NATIONAL HARBOR, MD. – Botulinum toxin injection into the vagina appears to relieve pain associated with endometriosis by relaxing the pelvic floor muscles, new research suggests.
In a randomized study, women with surgically diagnosed endometriosis who had chronic pelvic pain despite optimal surgical and hormonal treatment had less pain after injection vs their counterparts who received placebo.
This result suggests pelvic floor spasm may be an important factor in endometriosis-associated pelvic pain, the investigators note.
“Botulinum toxin injection offers an alternative approach for women with pelvic pain,” lead author Barbara Illowsky Karp, MD, National Institute of Neurological Disorders and Stroke, National Institutes of Health, Bethesda, Md., told Medscape Medical News.

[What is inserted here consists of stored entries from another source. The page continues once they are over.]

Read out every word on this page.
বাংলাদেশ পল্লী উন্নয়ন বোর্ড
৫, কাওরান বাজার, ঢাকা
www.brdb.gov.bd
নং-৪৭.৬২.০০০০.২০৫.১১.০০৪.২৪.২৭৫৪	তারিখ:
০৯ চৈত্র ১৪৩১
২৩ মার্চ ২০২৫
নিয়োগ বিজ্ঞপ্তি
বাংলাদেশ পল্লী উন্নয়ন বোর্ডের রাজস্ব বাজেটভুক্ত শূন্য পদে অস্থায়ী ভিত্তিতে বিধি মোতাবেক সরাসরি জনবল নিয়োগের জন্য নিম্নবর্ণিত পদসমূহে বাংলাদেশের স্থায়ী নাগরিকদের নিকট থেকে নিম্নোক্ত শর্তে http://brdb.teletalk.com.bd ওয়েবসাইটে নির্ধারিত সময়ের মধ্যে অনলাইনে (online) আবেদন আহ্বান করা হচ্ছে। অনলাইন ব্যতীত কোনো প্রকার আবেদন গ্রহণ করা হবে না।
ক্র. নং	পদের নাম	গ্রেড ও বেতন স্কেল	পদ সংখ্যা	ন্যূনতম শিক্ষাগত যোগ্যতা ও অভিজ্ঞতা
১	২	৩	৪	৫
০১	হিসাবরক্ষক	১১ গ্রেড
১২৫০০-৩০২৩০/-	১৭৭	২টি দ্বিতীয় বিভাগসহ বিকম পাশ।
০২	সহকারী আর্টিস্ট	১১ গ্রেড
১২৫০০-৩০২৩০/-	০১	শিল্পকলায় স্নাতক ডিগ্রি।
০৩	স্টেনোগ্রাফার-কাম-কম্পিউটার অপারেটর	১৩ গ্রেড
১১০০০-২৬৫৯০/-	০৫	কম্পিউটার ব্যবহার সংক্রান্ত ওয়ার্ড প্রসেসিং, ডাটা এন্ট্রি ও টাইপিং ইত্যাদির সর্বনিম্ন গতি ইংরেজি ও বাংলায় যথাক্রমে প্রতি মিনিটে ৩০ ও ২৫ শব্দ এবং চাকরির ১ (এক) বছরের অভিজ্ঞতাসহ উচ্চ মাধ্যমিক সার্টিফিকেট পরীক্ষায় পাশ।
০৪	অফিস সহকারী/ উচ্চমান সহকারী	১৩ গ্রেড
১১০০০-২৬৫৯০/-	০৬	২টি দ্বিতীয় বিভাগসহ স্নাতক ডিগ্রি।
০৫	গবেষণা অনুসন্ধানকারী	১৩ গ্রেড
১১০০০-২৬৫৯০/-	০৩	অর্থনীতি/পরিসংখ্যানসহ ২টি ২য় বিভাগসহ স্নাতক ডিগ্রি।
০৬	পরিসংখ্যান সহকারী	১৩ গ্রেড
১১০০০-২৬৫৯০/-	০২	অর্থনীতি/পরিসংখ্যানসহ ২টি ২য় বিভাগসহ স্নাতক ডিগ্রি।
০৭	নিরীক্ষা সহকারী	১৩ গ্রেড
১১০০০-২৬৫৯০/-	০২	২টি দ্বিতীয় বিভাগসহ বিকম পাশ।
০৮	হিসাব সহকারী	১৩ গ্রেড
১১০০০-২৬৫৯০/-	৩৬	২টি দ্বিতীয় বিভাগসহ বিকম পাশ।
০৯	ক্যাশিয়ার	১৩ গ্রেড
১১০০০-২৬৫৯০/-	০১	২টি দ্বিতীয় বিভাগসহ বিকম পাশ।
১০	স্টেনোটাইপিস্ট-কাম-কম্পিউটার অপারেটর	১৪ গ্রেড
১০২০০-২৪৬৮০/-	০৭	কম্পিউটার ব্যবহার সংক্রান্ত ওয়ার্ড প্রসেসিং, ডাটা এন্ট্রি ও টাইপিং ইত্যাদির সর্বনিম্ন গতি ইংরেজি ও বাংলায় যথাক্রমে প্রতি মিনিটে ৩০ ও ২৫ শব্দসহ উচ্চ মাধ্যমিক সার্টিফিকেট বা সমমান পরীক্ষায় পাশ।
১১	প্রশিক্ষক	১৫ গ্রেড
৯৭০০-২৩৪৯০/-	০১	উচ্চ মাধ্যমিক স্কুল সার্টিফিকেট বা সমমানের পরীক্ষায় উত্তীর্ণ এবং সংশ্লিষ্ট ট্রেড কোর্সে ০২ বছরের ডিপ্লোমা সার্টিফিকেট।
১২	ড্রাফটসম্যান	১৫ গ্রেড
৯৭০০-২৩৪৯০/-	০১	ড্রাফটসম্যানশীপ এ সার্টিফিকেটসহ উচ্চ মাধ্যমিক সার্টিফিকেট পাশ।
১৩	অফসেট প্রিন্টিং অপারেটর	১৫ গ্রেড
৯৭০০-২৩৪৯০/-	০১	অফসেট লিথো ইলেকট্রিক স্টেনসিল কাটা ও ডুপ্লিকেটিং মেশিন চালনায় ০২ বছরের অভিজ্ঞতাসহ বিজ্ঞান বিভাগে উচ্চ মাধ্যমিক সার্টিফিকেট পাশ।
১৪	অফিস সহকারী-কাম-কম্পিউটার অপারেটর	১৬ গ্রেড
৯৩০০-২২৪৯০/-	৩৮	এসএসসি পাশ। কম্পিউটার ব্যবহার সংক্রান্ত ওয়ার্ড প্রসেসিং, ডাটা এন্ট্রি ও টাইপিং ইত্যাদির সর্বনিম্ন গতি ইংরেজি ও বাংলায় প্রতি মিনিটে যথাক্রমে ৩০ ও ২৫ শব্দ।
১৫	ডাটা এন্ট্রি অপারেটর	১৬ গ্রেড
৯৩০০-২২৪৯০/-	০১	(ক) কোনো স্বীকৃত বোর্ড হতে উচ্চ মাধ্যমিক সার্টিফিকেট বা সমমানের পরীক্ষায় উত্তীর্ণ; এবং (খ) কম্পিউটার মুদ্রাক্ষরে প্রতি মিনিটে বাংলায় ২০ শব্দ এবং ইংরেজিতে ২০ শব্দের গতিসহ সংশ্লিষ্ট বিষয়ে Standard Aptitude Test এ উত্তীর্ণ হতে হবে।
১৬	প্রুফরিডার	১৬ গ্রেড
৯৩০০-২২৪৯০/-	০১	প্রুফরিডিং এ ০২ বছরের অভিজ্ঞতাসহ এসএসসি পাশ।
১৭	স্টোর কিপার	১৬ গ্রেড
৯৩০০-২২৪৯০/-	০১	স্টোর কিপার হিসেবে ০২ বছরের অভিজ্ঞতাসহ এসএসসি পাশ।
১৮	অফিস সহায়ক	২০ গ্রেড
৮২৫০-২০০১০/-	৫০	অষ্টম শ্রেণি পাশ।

“We focused on endometriosis, but there are reasons to think it may be effective for pelvic pain from other causes if there is spasm of the muscle,” said Karp, a neurologist who has used botulinum toxin therapeutically since it was first developed in the 1980s.
She noted that it is unknown whether the toxin will work in women who do not have actual spasm, “but the effect on spasm is not the sole effect of toxin,” as demonstrated by its use in other pain conditions.
“It seems to have a direct effect on the pain pathways in the nervous system as well,” Karp added.
The study findings were presented here at the American Academy of Pain Medicine (AAPM) 2020 Annual Meeting.
The investigators randomly assigned 29 women between the ages of 18 and 50 years to receive injections with 100 U onabotulinumtoxinA (n = 15) or saline placebo (n = 14).
All of the women had endometriosis with chronic pelvic pain lasting at least 3 months (mean time, 6 years) and confirmed pelvic floor spasm as a main pain generator.
One month after treatment, participants were asked if they had improvement in their pain.
“Our primary outcome was just simply asking the women if they felt better or not, because we were blinded as to what treatment they received. One month is typically when the toxin reaches its maximal effect,” Karp said.
At 1 month, 11 women in the placebo group reported that they had no benefit, compared with only 4 women in the botulinum toxin group (P = .027).
The botulinum toxin group reported a greater degree of benefit compared with the placebo group (P = .030) and greater percent of improvement (P = .034).
Neither group reported substantial changes in pain rating on the visual analog scale. However, a definite pain score is often difficult to measure in women with chronic pelvic pain, coinvestigator Pamela Stratton, MD, a gynecologist in Bethesda, said.
“Some women report their pain as a 2, some as an 8. Also, women may have a lot of pain one day and not have that much pain another day, and how do you measure that? This is why we have not focused solely on the pain score but instead wanted the women to tell us if they were improved or not,” Stratton told Medscape Medical News.
Disability worsened considerably in the placebo group, but remained consistent in the botulinum toxin group. Five patients in the botulinum toxin group were able to reduce pain medication compared with one patient in the placebo group.